El crujido del suelo con sus pisadas aproximándose, el suave ondear de una capa que vestía confiriéndole cierto aire de distinción, me hizo intuir sólo una posibilidad: era el gobernador; aquel hombre que por breve instante viera pasar raudo en su carruaje, y que me dejara la extraña sensación de ser yo quien viajaba a bordo de aquel landó.
-¿Te marchas? -Preguntó con un tono que no dejaba duda de lo que estaba ocurriendo.
-Sí, es tiempo de marchar. –Respondí a pesar de lo enervante de la situación.
Nuestras miradas se encontraron y no se separaron de inmediato, más bien se quedaron entrelazadas en un diálogo que en ese momento, escapaba a ambos. Qué camino tuviera que elegir para vestir, por ejemplo, esa capa; por qué poseía yo en él, esa mirada de contenida maldad; por qué en su cara se reflejaba una sonrisa de obscena satisfacción.

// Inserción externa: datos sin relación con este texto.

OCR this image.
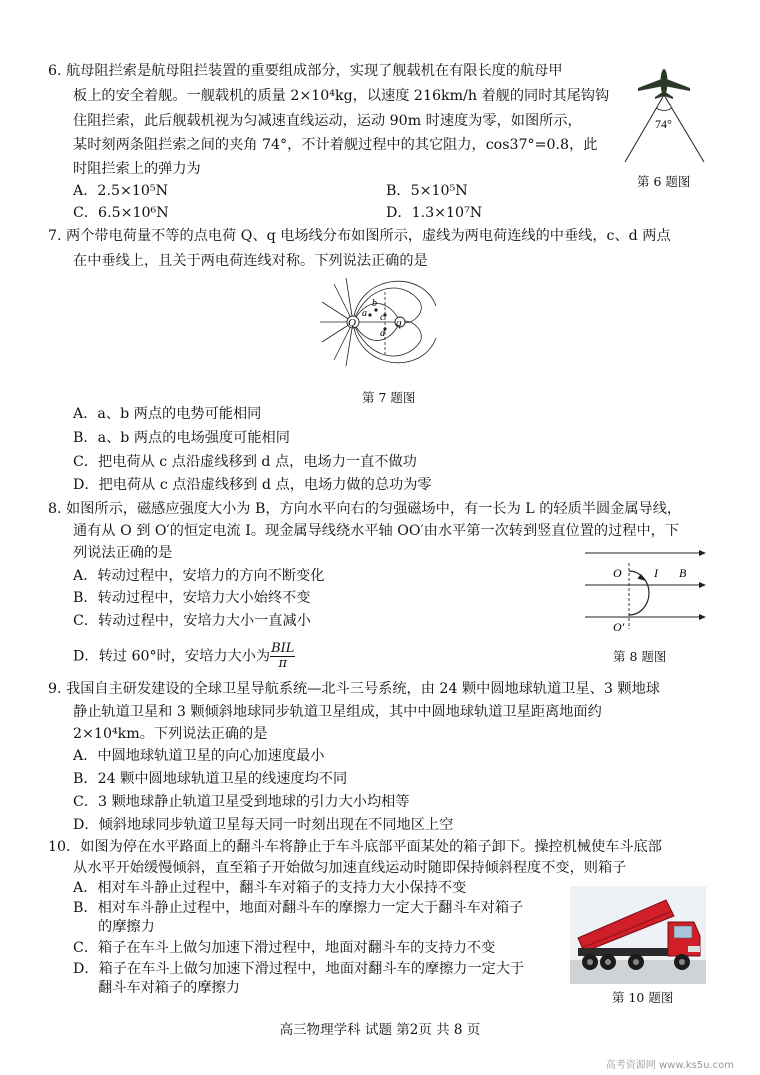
6. 航母阻拦索是航母阻拦装置的重要组成部分，实现了舰载机在有限长度的航母甲
板上的安全着舰。一舰载机的质量 2×10⁴kg，以速度 216km/h 着舰的同时其尾钩钩
住阻拦索，此后舰载机视为匀减速直线运动，运动 90m 时速度为零，如图所示，
某时刻两条阻拦索之间的夹角 74°，不计着舰过程中的其它阻力，cos37°=0.8，此
时阻拦索上的弹力为
A．2.5×10⁵N	B．5×10⁵N
C．6.5×10⁶N	D．1.3×10⁷N
74°
第 6 题图
7. 两个带电荷量不等的点电荷 Q、q 电场线分布如图所示，虚线为两电荷连线的中垂线，c、d 两点
在中垂线上，且关于两电荷连线对称。下列说法正确的是
Q	q
a
b
c
d
第 7 题图
A．a、b 两点的电势可能相同
B．a、b 两点的电场强度可能相同
C．把电荷从 c 点沿虚线移到 d 点，电场力一直不做功
D．把电荷从 c 点沿虚线移到 d 点，电场力做的总功为零
8. 如图所示，磁感应强度大小为 B，方向水平向右的匀强磁场中，有一长为 L 的轻质半圆金属导线，
通有从 O 到 O′的恒定电流 I。现金属导线绕水平轴 OO′由水平第一次转到竖直位置的过程中，下
列说法正确的是
A．转动过程中，安培力的方向不断变化
B．转动过程中，安培力大小始终不变
C．转动过程中，安培力大小一直减小
D．转过 60°时，安培力大小为 $\frac{\text{BIL}}{\pi}$
O
O′
I B
第 8 题图
9. 我国自主研发建设的全球卫星导航系统—北斗三号系统，由 24 颗中圆地球轨道卫星、3 颗地球
静止轨道卫星和 3 颗倾斜地球同步轨道卫星组成，其中中圆地球轨道卫星距离地面约
2×10⁴km。下列说法正确的是
A．中圆地球轨道卫星的向心加速度最小
B．24 颗中圆地球轨道卫星的线速度均不同
C．3 颗地球静止轨道卫星受到地球的引力大小均相等
D．倾斜地球同步轨道卫星每天同一时刻出现在不同地区上空
10．如图为停在水平路面上的翻斗车将静止于车斗底部平面某处的箱子卸下。操控机械使车斗底部
从水平开始缓慢倾斜，直至箱子开始做匀加速直线运动时随即保持倾斜程度不变，则箱子
A．相对车斗静止过程中，翻斗车对箱子的支持力大小保持不变
B．相对车斗静止过程中，地面对翻斗车的摩擦力一定大于翻斗车对箱子
的摩擦力
C．箱子在车斗上做匀加速下滑过程中，地面对翻斗车的支持力不变
D．箱子在车斗上做匀加速下滑过程中，地面对翻斗车的摩擦力一定大于
翻斗车对箱子的摩擦力
第 10 题图
高三物理学科 试题 第2页 共 8 页
高考资源网 www.ks5u.com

-¿Abandonas todas estas tierras y riquezas que podrías disfrutar? –Preguntó con un tono de lamento.- ¿No sientes compasión por toda esta gente que te necesita?
-Fuiste tú el que me invitó a este viaje ¿recuerdas? dejaste a mí vista la ruta para no extraviarla; sobre ella aún viajo sin saber cuánto tiempo me ha tomado; a veces creo que demasiado; tengo recuerdos que me hablan desde lejos, como si intentaran tomarme de la mano y llevarme hasta ellos otra vez.
-Has llegado a ser gobernador de todo este lugar; quédate y descubre esta otra realidad.
-La decisión está tomada, gobernador: me marcho. –Dije con seguridad.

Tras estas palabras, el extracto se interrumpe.